The .well-known/mcp.json endpoint for automated server discovery is still a proposal. SEP-1649 and SEP-1960 are under active discussion; an IETF Internet-Draft (draft-serra-mcp-discovery-uri) is in progress. Until the mechanism is ratified and client-side support ships, AI assistants learn about MCP servers through manual configuration, third-party registries, or hardcoded references. There is no structured channel for a server to publish its authentication requirements — or the absence thereof — before a connection is attempted.

The consequence: when an AI assistant connects to an MCP server for the first time, it negotiates auth requirements at runtime, after the transport is already open. Servers that want to signal their auth posture can include it in the initialize response, but nothing in the current spec requires them to, and no standard client behavior exists for handling a downgrade from expected to actual auth level.

What this means for site owners

If you are deploying a public MCP server, OAuth 2.1 with PKCE is not optional under the current spec for remote HTTP endpoints. Hosted authorization servers from identity providers including Auth0, WorkOS, and Stytch all publish MCP-specific integration documentation. The tooling is mature; the gap is implementation prioritization.

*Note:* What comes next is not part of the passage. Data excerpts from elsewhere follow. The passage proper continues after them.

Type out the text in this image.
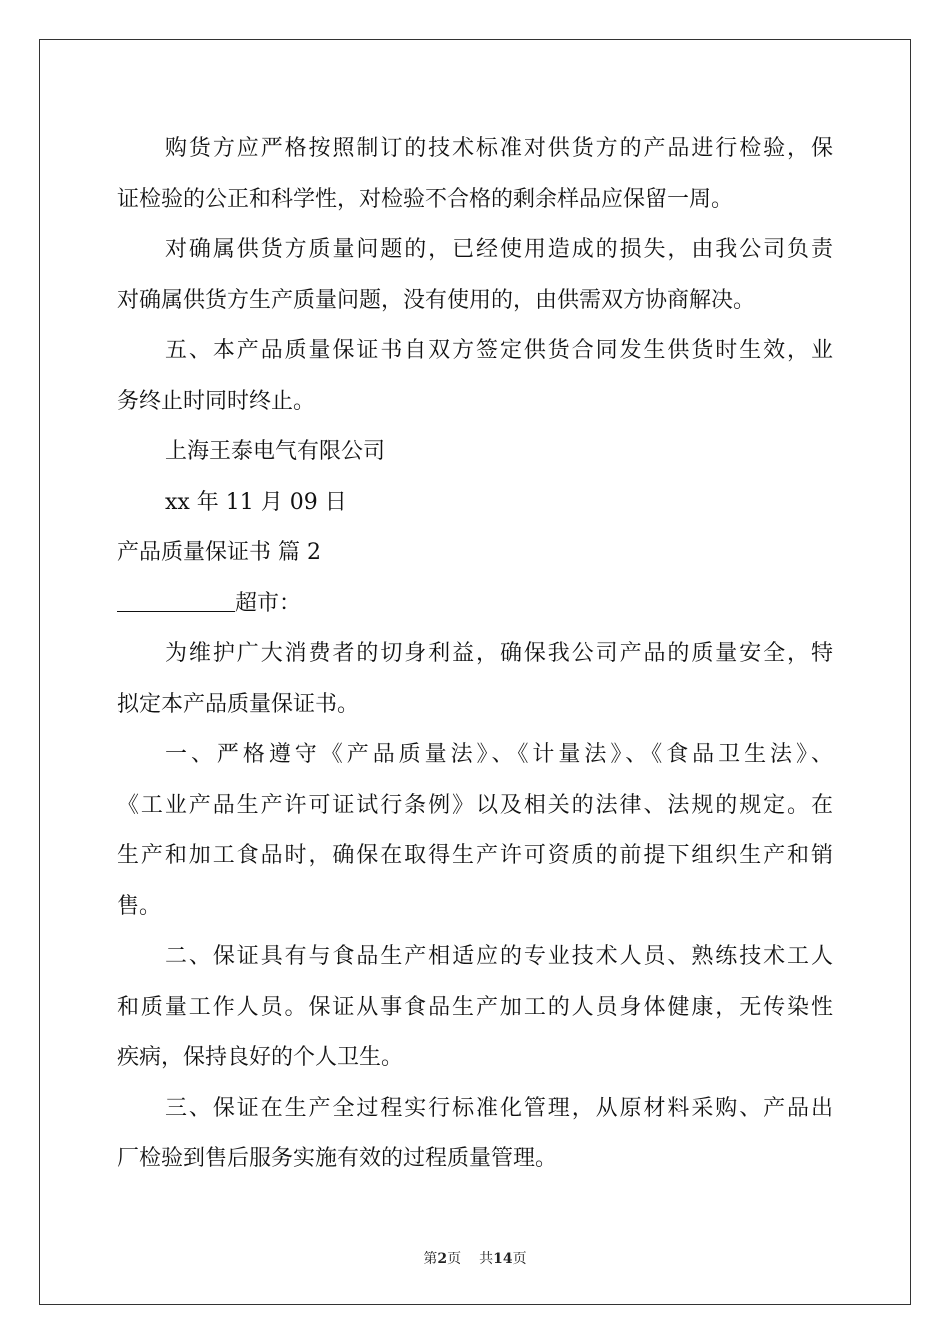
购货方应严格按照制订的技术标准对供货方的产品进行检验，保
证检验的公正和科学性，对检验不合格的剩余样品应保留一周。
对确属供货方质量问题的，已经使用造成的损失，由我公司负责
对确属供货方生产质量问题，没有使用的，由供需双方协商解决。
五、本产品质量保证书自双方签定供货合同发生供货时生效，业
务终止时同时终止。
上海王泰电气有限公司
xx 年 11 月 09 日
产品质量保证书 篇 2
超市：
为维护广大消费者的切身利益，确保我公司产品的质量安全，特
拟定本产品质量保证书。
一、严格遵守《产品质量法》、《计量法》、《食品卫生法》、
《工业产品生产许可证试行条例》以及相关的法律、法规的规定。在
生产和加工食品时，确保在取得生产许可资质的前提下组织生产和销
售。
二、保证具有与食品生产相适应的专业技术人员、熟练技术工人
和质量工作人员。保证从事食品生产加工的人员身体健康，无传染性
疾病，保持良好的个人卫生。
三、保证在生产全过程实行标准化管理，从原材料采购、产品出
厂检验到售后服务实施有效的过程质量管理。
第2页 共14页
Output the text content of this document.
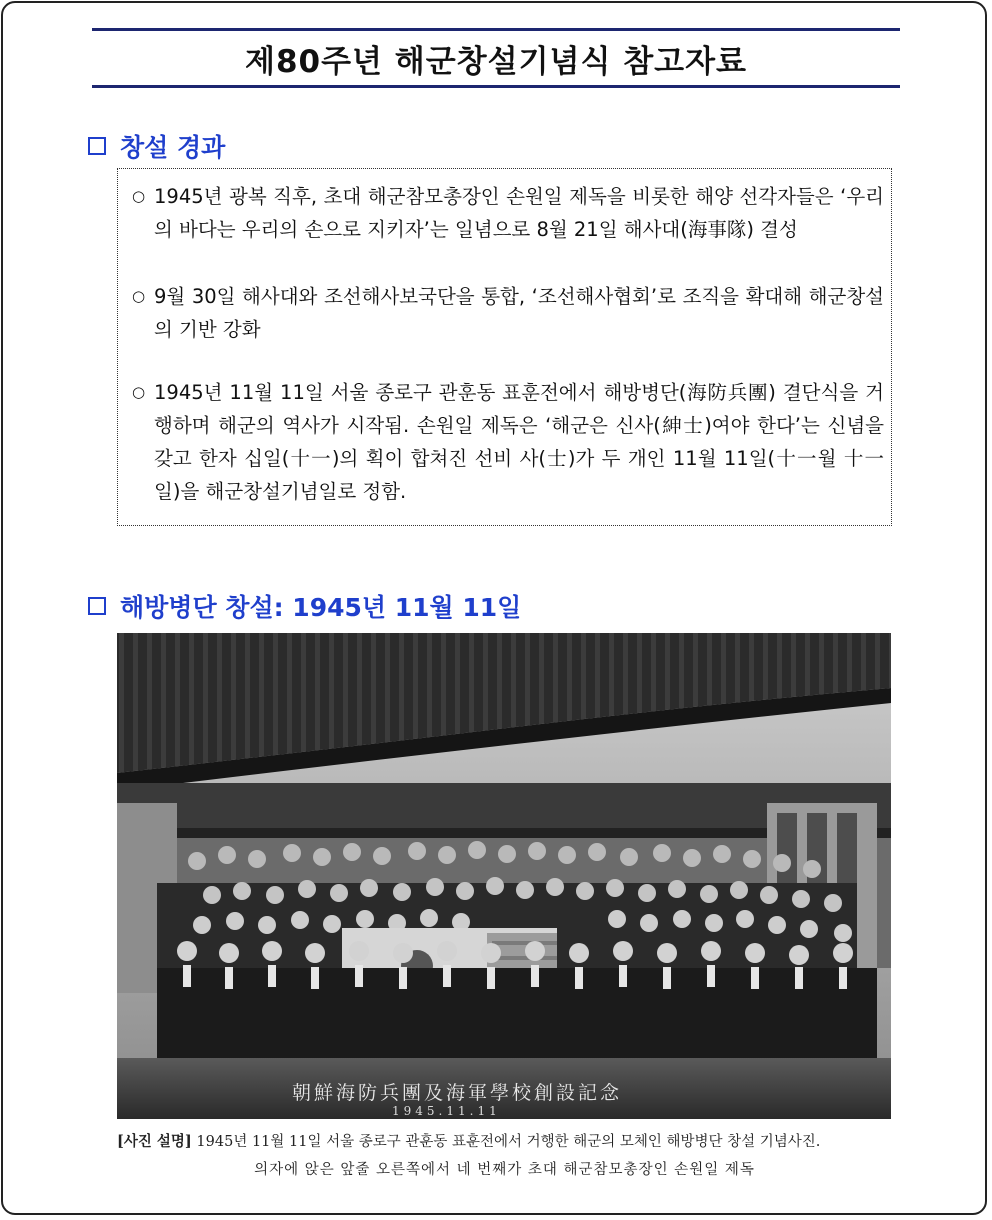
제80주년 해군창설기념식 참고자료
창설 경과
○ 1945년 광복 직후, 초대 해군참모총장인 손원일 제독을 비롯한 해양 선각자들은 ‘우리의 바다는 우리의 손으로 지키자’는 일념으로 8월 21일 해사대(海事隊) 결성
○ 9월 30일 해사대와 조선해사보국단을 통합, ‘조선해사협회’로 조직을 확대해 해군창설의 기반 강화
○ 1945년 11월 11일 서울 종로구 관훈동 표훈전에서 해방병단(海防兵團) 결단식을 거행하며 해군의 역사가 시작됨. 손원일 제독은 ‘해군은 신사(紳士)여야 한다’는 신념을 갖고 한자 십일(十一)의 획이 합쳐진 선비 사(士)가 두 개인 11월 11일(十一월 十一일)을 해군창설기념일로 정함.
해방병단 창설: 1945년 11월 11일
朝鮮海防兵團及海軍學校創設記念
1945.11.11
[사진 설명] 1945년 11월 11일 서울 종로구 관훈동 표훈전에서 거행한 해군의 모체인 해방병단 창설 기념사진.
의자에 앉은 앞줄 오른쪽에서 네 번째가 초대 해군참모총장인 손원일 제독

Treat static API keys as scaffolding, not production auth. They carry no lifecycle: no expiry, no per-agent scoping, no audit trail of which key was used by which client at which time. If a key is compromised — and agent environments substantially increase the attack surface, since tools can be invoked autonomously without human review of each call — revocation requires a coordinated change across every client that holds a copy.

Rate limits belong at the application layer until the protocol catches up. If you are not deploying a gateway, implement per-tool invocation caps and session-level token budgets directly in the server. A sliding-window counter keyed on client identity is the practical starting point: 100 tool calls per minute per authenticated agent is a reasonable default for most data-serving use cases.

Finally, audit your tool permission surfaces independently of authentication. The most common finding in published MCP security audits is not missing auth — it is tools exposing broader data or more operations than the documented use case requires. Minimize tool schemas to the narrowest necessary input and output. What your tools return shapes what AI assistants know about your data, across every interaction, indefinitely.